The government aims to increase India’s hydroelectric dam output by half, to 70,000 megawatts, by 2030, and has approved hundreds of new hydroelectric dams to be built across the Himalayan region.
But the growing frequency and intensity of extreme weather, driven in part by climate change, puts many dams and the people living downstream from them at risk. Last month, dam breaches caused by Storm Daniel caused devastating damage to the city of Derna in Libya.
A 2016 study found that over a fifth of the 177 dams built close to Himalayan glaciers could fail if glacial lakes burst, including the Teesta 3 dam.
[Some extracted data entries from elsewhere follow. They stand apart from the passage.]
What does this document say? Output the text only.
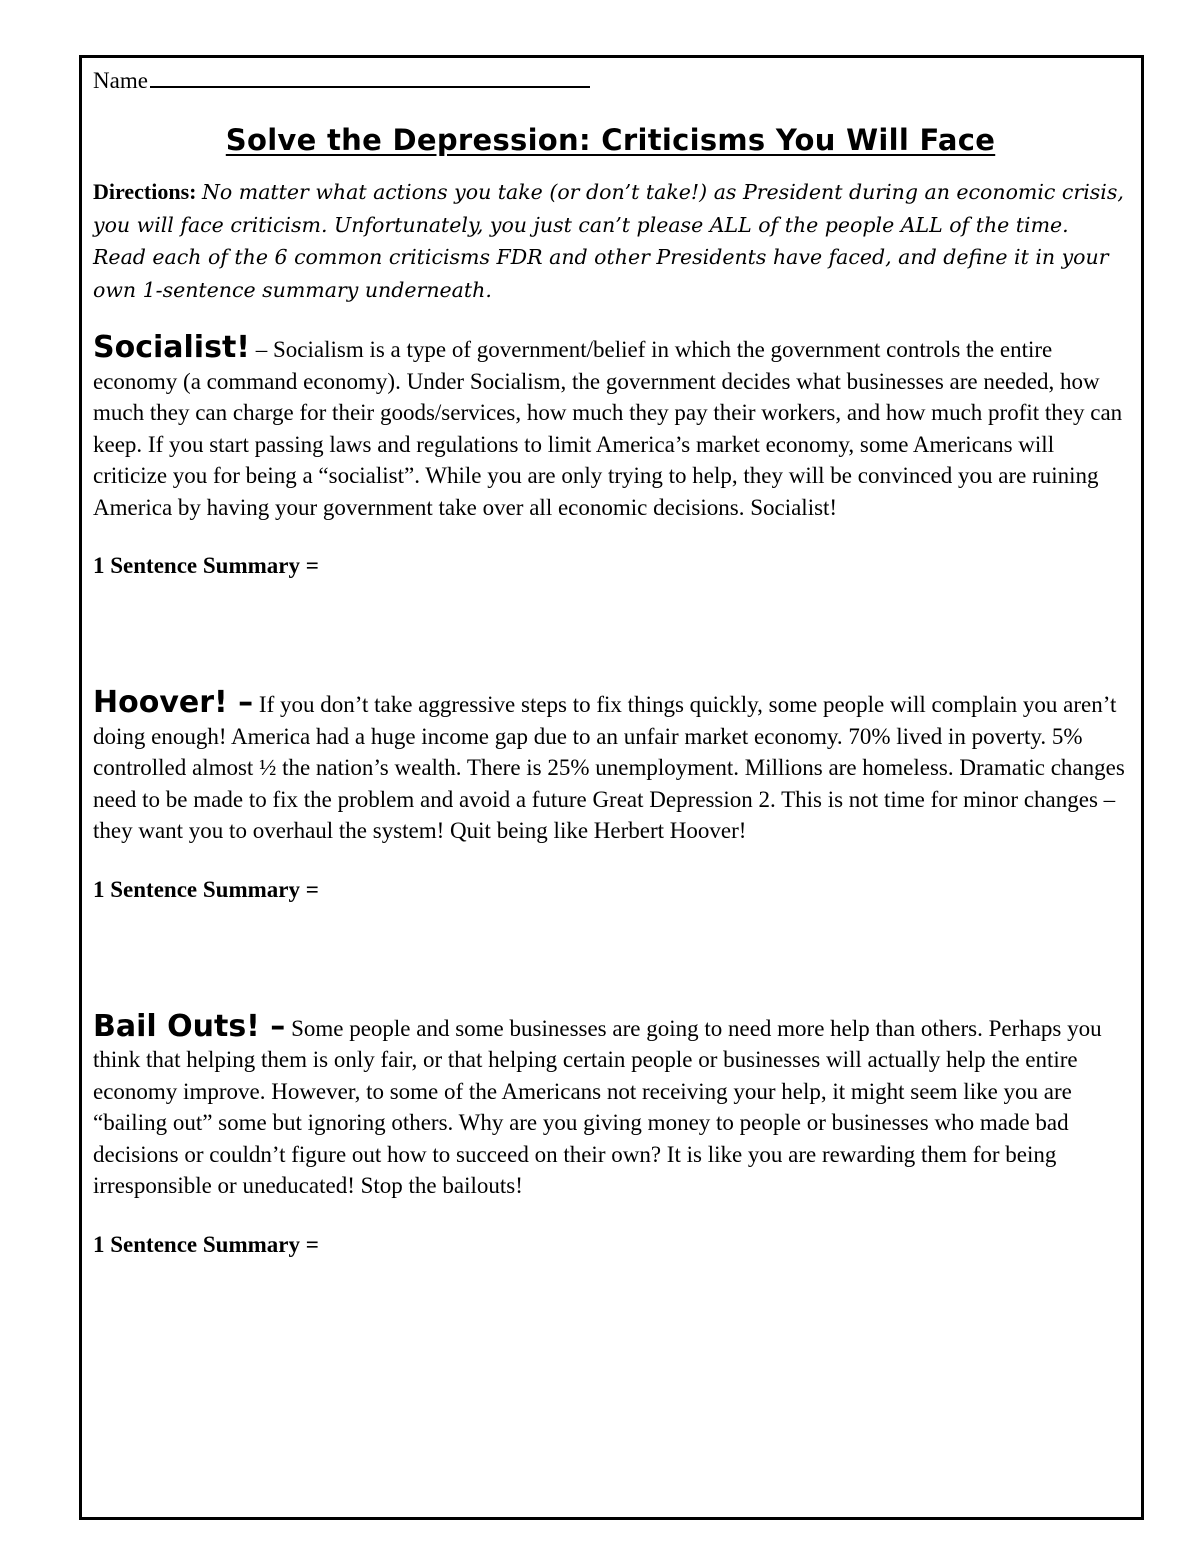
Name
Solve the Depression: Criticisms You Will Face
Directions: No matter what actions you take (or don’t take!) as President during an economic crisis, you will face criticism. Unfortunately, you just can’t please ALL of the people ALL of the time. Read each of the 6 common criticisms FDR and other Presidents have faced, and define it in your own 1-sentence summary underneath.
Socialist! – Socialism is a type of government/belief in which the government controls the entire economy (a command economy). Under Socialism, the government decides what businesses are needed, how much they can charge for their goods/services, how much they pay their workers, and how much profit they can keep. If you start passing laws and regulations to limit America’s market economy, some Americans will criticize you for being a “socialist”. While you are only trying to help, they will be convinced you are ruining America by having your government take over all economic decisions. Socialist!
1 Sentence Summary =
Hoover! – If you don’t take aggressive steps to fix things quickly, some people will complain you aren’t doing enough! America had a huge income gap due to an unfair market economy. 70% lived in poverty. 5% controlled almost ½ the nation’s wealth. There is 25% unemployment. Millions are homeless. Dramatic changes need to be made to fix the problem and avoid a future Great Depression 2. This is not time for minor changes – they want you to overhaul the system! Quit being like Herbert Hoover!
1 Sentence Summary =
Bail Outs! – Some people and some businesses are going to need more help than others. Perhaps you think that helping them is only fair, or that helping certain people or businesses will actually help the entire economy improve. However, to some of the Americans not receiving your help, it might seem like you are “bailing out” some but ignoring others. Why are you giving money to people or businesses who made bad decisions or couldn’t figure out how to succeed on their own? It is like you are rewarding them for being irresponsible or uneducated! Stop the bailouts!
1 Sentence Summary =
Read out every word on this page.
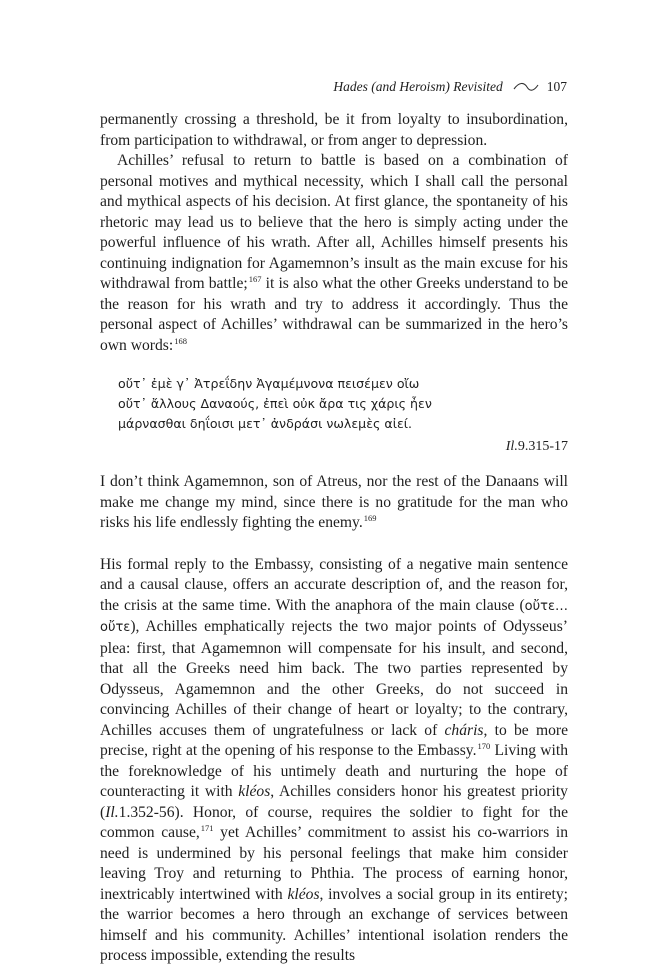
Hades (and Heroism) Revisited	107

permanently crossing a threshold, be it from loyalty to insubordination, from participation to withdrawal, or from anger to depression.

Achilles’ refusal to return to battle is based on a combination of personal motives and mythical necessity, which I shall call the personal and mythical aspects of his decision. At first glance, the spontaneity of his rhetoric may lead us to believe that the hero is simply acting under the powerful influence of his wrath. After all, Achilles himself presents his continuing indignation for Agamemnon’s insult as the main excuse for his withdrawal from battle;$^{167}$ it is also what the other Greeks understand to be the reason for his wrath and try to address it accordingly. Thus the personal aspect of Achilles’ withdrawal can be summarized in the hero’s own words:$^{168}$

οὔτ᾽ ἐμὲ γ᾽ Ἀτρεΐδην Ἀγαμέμνονα πεισέμεν οἴω
οὔτ᾽ ἄλλους Δαναούς, ἐπεὶ οὐκ ἄρα τις χάρις ἦεν
μάρνασθαι δηΐοισι μετ᾽ ἀνδράσι νωλεμὲς αἰεί.
Il.9.315-17

I don’t think Agamemnon, son of Atreus, nor the rest of the Danaans will make me change my mind, since there is no gratitude for the man who risks his life endlessly fighting the enemy.$^{169}$

His formal reply to the Embassy, consisting of a negative main sentence and a causal clause, offers an accurate description of, and the reason for, the crisis at the same time. With the anaphora of the main clause (οὔτε…οὔτε), Achilles emphatically rejects the two major points of Odysseus’ plea: first, that Agamemnon will compensate for his insult, and second, that all the Greeks need him back. The two parties represented by Odysseus, Agamemnon and the other Greeks, do not succeed in convincing Achilles of their change of heart or loyalty; to the contrary, Achilles accuses them of ungratefulness or lack of cháris, to be more precise, right at the opening of his response to the Embassy.$^{170}$ Living with the foreknowledge of his untimely death and nurturing the hope of counteracting it with kléos, Achilles considers honor his greatest priority (Il.1.352-56). Honor, of course, requires the soldier to fight for the common cause,$^{171}$ yet Achilles’ commitment to assist his co-warriors in need is undermined by his personal feelings that make him consider leaving Troy and returning to Phthia. The process of earning honor, inextricably intertwined with kléos, involves a social group in its entirety; the warrior becomes a hero through an exchange of services between himself and his community. Achilles’ intentional isolation renders the process impossible, extending the results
“We knew that this was coming,” said Gyatso Lepcha, general secretary of Affected Citizens of Teesta, an environmental organisation based in Sikkim. “The same can happen with other dams also,” he wrote in a statement that called for a safety review of all dams in the state.
The Teesta 3 hydropower project, built on the Teesta River, took nine years and cost US$1.5 billion to construct. The project was capable of producing 1,200 megawatts of electricity – enough to power 1.5 million Indian homes – and began operation in 2017.
“Despite being the biggest project in the state, there were no early warning systems installed even though the glacier overflowing was a known risk,” said Himanshu Thakkar of the non-governmental organization South Asian Network for Rivers, Dams and People.
Thakkar said authorities failed to apply the lessons from a 2021 dam breach in Himalayan state of Uttarakhand that killed 81 people, allowing an “eerily similar” disaster to occur.
India’s National Disaster Management Agency said Friday that it plans to set up early warning systems at most of India’s 56 known at-risk glacial lakes.